Manchete: BACTÉRIAS PODERIAM SER A CAUSA DA OBESIDADE
Ganho excessivo de peso estaria relacionado a micróbios que provocam inflamação intestinal, aumentando apetite.
Jornal  Folha de São Paulo – Cotidiano – 06 de março de 2010

(Obs. da autora: Na cena vemos uma gorda e um gordo que resolvem ligar para o disk paquera. No telefone, assim como quem paquera na internet, eles mentem sobre os próprios gostos e aparência. Marcam um encontro e ao se encontrarem se descobrem almas gêmeas. Sugiro enchimento na roupa dos atores para que eles fiquem realmente muito gordos, obesos, para fazer a cena).
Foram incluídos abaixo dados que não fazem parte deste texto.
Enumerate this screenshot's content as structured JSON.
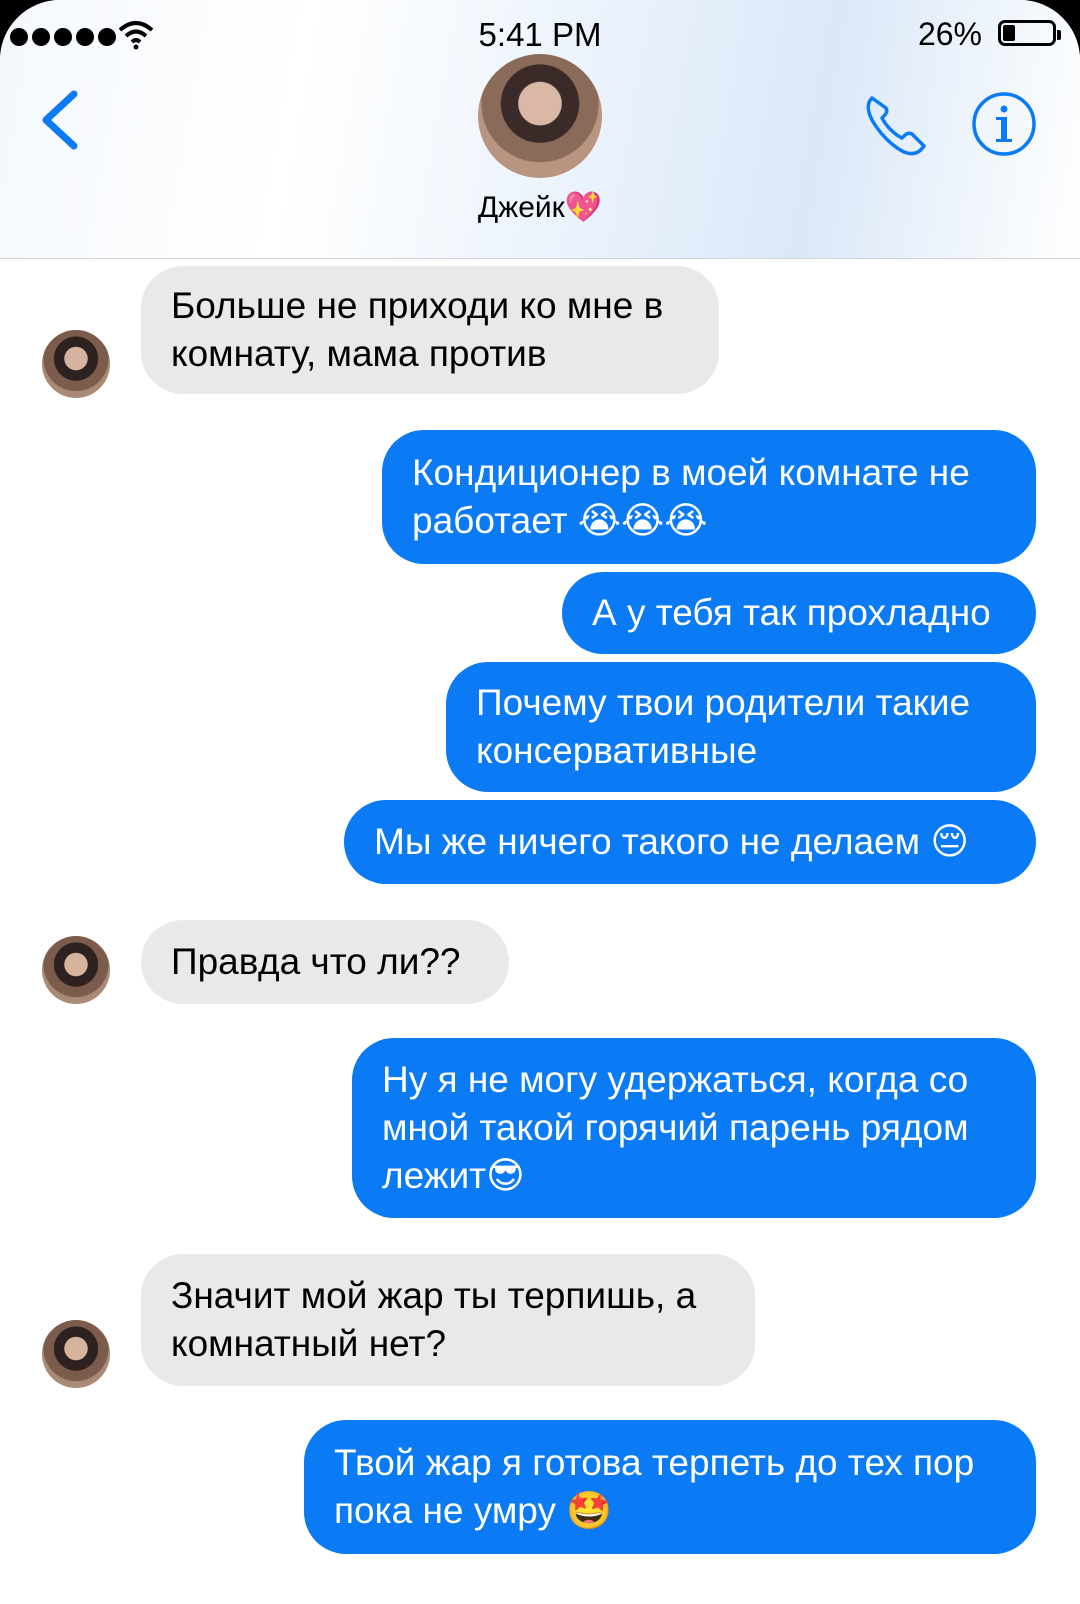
{
  "status_bar": {
    "time": "5:41 PM",
    "battery_percent": "26%",
    "battery_level": 0.26,
    "signal_bars": 5,
    "signal_icon": "signal-dots-icon",
    "wifi_icon": "wifi-icon"
  },
  "header": {
    "contact_name": "Джейк💖",
    "back_icon": "chevron-left-icon",
    "call_icon": "phone-icon",
    "info_icon": "info-icon",
    "accent_color": "#0a7bf5"
  },
  "messages": [
    {
      "from": "them",
      "text": "Больше не приходи ко мне в комнату, мама против"
    },
    {
      "from": "me",
      "text": "Кондиционер в моей комнате не работает 😭😭😭"
    },
    {
      "from": "me",
      "text": "А у тебя так прохладно"
    },
    {
      "from": "me",
      "text": "Почему твои родители такие консервативные"
    },
    {
      "from": "me",
      "text": "Мы же ничего такого не делаем 😔"
    },
    {
      "from": "them",
      "text": "Правда что ли??"
    },
    {
      "from": "me",
      "text": "Ну я не могу удержаться, когда со мной такой горячий парень рядом лежит😎"
    },
    {
      "from": "them",
      "text": "Значит мой жар ты терпишь, а комнатный нет?"
    },
    {
      "from": "me",
      "text": "Твой жар я готова терпеть до тех пор пока не умру 🤩"
    }
  ],
  "colors": {
    "outgoing_bubble": "#0a7bf5",
    "incoming_bubble": "#e9e9eb"
  }
}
Foco de luz na gorda. Ela está sentada numa cadeira – coberta por um edredon  - não podemos ver que ela é gorda ainda. Entediada ela pega um jornal e lê a manchete:

GORDA: BACTÉRIAS PODERIAM SER A CAUSA DA OBESIDADE. Ganho excessivo de peso estaria relacionado a micróbios que provocam inflamação intestinal, aumentando apetite.
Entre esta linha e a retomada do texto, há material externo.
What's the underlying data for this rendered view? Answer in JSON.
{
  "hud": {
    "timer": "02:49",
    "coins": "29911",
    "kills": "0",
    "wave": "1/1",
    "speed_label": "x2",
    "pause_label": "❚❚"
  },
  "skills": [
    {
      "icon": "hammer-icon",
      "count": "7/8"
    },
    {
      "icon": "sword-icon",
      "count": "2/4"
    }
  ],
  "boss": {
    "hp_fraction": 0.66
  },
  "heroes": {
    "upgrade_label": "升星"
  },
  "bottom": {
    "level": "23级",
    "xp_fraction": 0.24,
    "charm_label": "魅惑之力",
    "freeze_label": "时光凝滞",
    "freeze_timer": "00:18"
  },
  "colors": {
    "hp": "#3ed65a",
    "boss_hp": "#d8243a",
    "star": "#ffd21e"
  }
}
Deixa o jornal no chão. Entra música “All by myself”. Gorda pega um pote de sorvete e come. Usa a colher como microfone para dublar trecho da música. Retira o edredon de cima do próprio corpo para cantar . obs: isso deve ser uma boa piada. Dublagem é interrompida pela voz em off do disk paquera.


DISK PAQUERA – VOZ OFF: Cansada de ficar sozinha vendo televisão na 6ª. Feira à noite? (vinheta engraçada – Gorda faz sim com a cabeça) Está tão só que procura a felicidade em potes de sorvete? (vinheta engraçada – Gorda faz sim com a cabeça) Quer encontrar a sua cara metade? (vinheta engraçada – Gorda faz sim com a cabeça)
 Seus problemas acabaram! Chegou o disk paquera (Gorda salta comemorando e faz um joinha – dedo polegar para cima - para a platéia) O DISK PAQUERA é a ligação direta com o seu amor 24 horas por dia durante o ano todo. Não perca tempo, ligue agora, o amor não pode esperar! 0 55 21 4231 171 171. Ligue já! (Gorda pega o celular e tecla os números assim que a voz off fala os mesmos. Ouvimos o celular chamando) Tecle 2 para convidar aquela pessoa interessante para o papa reservado (Gorda tecla 2. O Gordo atende).

GORDO: Alô!

GORDA: Alô! (Sai do telefone e dá um gritinho histérico comemorando).

GORDO: E aí? Tudo bem?

GORDA: Tuuudo. Melhor agora que você ligou.

GORDO: Linda! (Gorda ao ouvir o elogio grita sem som - derretida) Fala um pouco de você.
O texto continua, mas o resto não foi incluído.